Markets await Powell’s testimony

The France CAC40 began the week on a positive note, hitting a new high of 7,401, while the FTSE100 struggled due to disappointment over China’s 2023 GDP target. The Chinese government’s modest target of 5% suggests a focus on stability and a conservative approach towards stimulating demand and economic activity, given the financial instability in recent years. Yesterday’s trade numbers for February indicate a marked improvement in the Chinese economy after the lockdowns and restrictions of the last two months of 2022, with imports sliding by -10.2% and exports by -6.8%.

The Reserve Bank of Australia raised rates by 0.25% to 3.6% as expected, with concerns over upending the mortgage market against a backdrop of persistent inflation.
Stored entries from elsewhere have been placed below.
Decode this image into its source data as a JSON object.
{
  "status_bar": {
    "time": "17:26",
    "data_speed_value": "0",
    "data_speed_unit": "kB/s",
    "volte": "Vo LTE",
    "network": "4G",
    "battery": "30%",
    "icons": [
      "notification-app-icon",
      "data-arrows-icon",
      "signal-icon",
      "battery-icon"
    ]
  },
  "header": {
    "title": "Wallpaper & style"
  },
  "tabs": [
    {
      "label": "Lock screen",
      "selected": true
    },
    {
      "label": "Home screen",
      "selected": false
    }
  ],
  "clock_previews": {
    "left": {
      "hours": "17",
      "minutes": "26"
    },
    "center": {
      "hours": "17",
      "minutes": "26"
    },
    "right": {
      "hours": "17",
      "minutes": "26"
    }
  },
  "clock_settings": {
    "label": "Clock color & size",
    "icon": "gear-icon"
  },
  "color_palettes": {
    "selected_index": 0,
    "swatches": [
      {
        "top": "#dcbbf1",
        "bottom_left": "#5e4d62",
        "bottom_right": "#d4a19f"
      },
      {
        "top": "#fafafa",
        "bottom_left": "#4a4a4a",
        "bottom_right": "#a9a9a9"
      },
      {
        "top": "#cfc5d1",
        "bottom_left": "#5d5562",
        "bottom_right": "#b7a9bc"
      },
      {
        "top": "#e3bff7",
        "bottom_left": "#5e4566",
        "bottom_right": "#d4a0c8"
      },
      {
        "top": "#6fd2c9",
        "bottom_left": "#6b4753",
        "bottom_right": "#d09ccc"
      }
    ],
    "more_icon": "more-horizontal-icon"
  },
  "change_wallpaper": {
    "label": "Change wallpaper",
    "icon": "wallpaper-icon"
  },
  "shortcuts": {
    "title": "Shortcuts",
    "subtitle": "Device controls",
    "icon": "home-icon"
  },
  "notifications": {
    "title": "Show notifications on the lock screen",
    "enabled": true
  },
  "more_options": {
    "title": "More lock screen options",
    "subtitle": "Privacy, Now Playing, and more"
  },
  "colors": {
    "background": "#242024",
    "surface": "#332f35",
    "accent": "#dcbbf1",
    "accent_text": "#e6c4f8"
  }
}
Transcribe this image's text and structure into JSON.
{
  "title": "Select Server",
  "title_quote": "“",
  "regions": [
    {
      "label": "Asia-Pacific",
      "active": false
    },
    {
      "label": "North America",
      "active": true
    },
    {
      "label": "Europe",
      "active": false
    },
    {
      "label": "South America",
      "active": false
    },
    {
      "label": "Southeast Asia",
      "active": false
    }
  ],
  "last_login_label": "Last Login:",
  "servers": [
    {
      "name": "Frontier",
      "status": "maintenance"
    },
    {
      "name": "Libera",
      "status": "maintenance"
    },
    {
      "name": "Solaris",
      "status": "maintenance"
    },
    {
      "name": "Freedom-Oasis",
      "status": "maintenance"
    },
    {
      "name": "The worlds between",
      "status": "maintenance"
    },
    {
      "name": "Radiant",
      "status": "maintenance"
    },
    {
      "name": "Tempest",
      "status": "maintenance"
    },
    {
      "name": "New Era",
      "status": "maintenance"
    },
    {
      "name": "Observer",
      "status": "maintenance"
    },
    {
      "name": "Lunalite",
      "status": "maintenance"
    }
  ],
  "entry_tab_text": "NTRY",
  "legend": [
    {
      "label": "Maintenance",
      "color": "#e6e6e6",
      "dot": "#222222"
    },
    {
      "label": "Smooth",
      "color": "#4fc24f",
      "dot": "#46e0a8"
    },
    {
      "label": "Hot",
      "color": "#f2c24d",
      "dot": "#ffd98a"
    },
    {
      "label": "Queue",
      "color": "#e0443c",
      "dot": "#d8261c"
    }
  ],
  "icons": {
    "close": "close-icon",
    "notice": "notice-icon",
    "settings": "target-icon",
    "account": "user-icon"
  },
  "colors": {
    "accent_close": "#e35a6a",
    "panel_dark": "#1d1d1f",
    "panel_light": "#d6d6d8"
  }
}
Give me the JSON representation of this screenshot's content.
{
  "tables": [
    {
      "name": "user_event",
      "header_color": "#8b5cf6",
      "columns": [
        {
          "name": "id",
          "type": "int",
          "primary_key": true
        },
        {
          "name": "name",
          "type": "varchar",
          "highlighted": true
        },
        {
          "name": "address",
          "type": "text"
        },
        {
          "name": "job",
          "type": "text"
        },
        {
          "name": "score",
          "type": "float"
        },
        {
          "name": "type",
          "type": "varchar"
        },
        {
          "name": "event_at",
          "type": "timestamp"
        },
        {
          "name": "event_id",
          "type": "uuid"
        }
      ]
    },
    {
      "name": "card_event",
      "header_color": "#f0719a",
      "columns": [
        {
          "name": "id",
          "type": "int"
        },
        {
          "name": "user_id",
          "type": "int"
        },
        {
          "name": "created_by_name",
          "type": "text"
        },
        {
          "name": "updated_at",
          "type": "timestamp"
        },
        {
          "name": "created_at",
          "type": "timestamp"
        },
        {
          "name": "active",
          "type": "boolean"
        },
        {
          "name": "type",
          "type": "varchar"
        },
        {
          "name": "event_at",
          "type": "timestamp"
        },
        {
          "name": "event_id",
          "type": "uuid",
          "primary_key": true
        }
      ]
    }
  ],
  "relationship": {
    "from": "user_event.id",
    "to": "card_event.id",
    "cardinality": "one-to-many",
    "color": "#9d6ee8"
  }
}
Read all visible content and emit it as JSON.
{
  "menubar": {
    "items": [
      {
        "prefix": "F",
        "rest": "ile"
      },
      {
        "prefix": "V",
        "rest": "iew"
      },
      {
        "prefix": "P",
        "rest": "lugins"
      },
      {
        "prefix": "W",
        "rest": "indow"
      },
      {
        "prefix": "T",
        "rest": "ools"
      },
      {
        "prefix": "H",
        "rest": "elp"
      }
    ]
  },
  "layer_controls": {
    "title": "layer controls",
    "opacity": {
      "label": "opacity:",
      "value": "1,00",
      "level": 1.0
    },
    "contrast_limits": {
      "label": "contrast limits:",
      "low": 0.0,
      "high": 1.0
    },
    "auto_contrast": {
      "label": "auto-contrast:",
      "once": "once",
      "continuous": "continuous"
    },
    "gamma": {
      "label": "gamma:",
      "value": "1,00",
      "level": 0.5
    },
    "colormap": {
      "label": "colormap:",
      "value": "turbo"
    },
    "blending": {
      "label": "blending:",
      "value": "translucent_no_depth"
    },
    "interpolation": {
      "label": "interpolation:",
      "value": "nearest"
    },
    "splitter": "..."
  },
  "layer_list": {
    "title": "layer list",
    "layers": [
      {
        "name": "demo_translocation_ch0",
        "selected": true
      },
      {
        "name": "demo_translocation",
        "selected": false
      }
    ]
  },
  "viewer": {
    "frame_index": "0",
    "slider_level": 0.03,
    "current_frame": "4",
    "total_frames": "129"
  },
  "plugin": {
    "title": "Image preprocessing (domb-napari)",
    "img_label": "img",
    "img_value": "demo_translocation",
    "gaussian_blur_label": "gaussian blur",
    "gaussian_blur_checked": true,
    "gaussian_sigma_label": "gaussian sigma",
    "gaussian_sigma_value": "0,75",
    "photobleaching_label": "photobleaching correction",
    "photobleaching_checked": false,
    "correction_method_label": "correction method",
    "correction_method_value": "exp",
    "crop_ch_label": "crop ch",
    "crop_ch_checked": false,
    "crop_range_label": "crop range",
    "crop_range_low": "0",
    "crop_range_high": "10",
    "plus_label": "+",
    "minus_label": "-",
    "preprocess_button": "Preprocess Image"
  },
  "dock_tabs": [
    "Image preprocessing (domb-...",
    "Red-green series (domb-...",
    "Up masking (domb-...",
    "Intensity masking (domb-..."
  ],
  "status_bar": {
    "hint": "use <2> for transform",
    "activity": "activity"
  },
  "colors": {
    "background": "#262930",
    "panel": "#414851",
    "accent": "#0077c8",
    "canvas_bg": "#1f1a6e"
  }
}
While the guidance was hawkish, there was a slight softening bias, indicating that the bank might be close to a pause.

The main focus today will be on Fed chairman Jay Powell’s testimony to US lawmakers, with questions likely to focus on the resilience of the US economy. There is likely to be showboating by some US politicians who want the Fed to go easy on future rate hikes and those who think the Fed has mishandled inflation. The key focus will be on Powell’s views on the US labor market and whether economic conditions have improved or deteriorated since the last Fed meeting. Markets will also be paying attention to whether Powell acknowledges the potential stickiness of inflation and if this could prompt a pullback in US equity markets.

While US equity markets have recovered to the same levels as at the time of the February Fed meeting, bond yields are much higher, with the US 2-year yield over 80bps higher, suggesting a disconnect between what bond and equity markets are pricing on inflation.

Yesterday, the euro outperformed as more ECB policymakers touted the prospect of further rate hikes in the aftermath of the expected 50bps hike to be delivered next week. Austrian central bank governor Robert Holzmann called for four additional hikes of 50bps in March, May, June, and July, potentially taking the main financing rate to 5%. ECB chief economist Philip Lane also acknowledged the need for further hikes beyond next week’s meeting, stating that high levels of inflation continue to be a concern for the ECB and that core inflation momentum remains strong. Today’s European open looks set to be positive on the back of yesterday’s strong US close.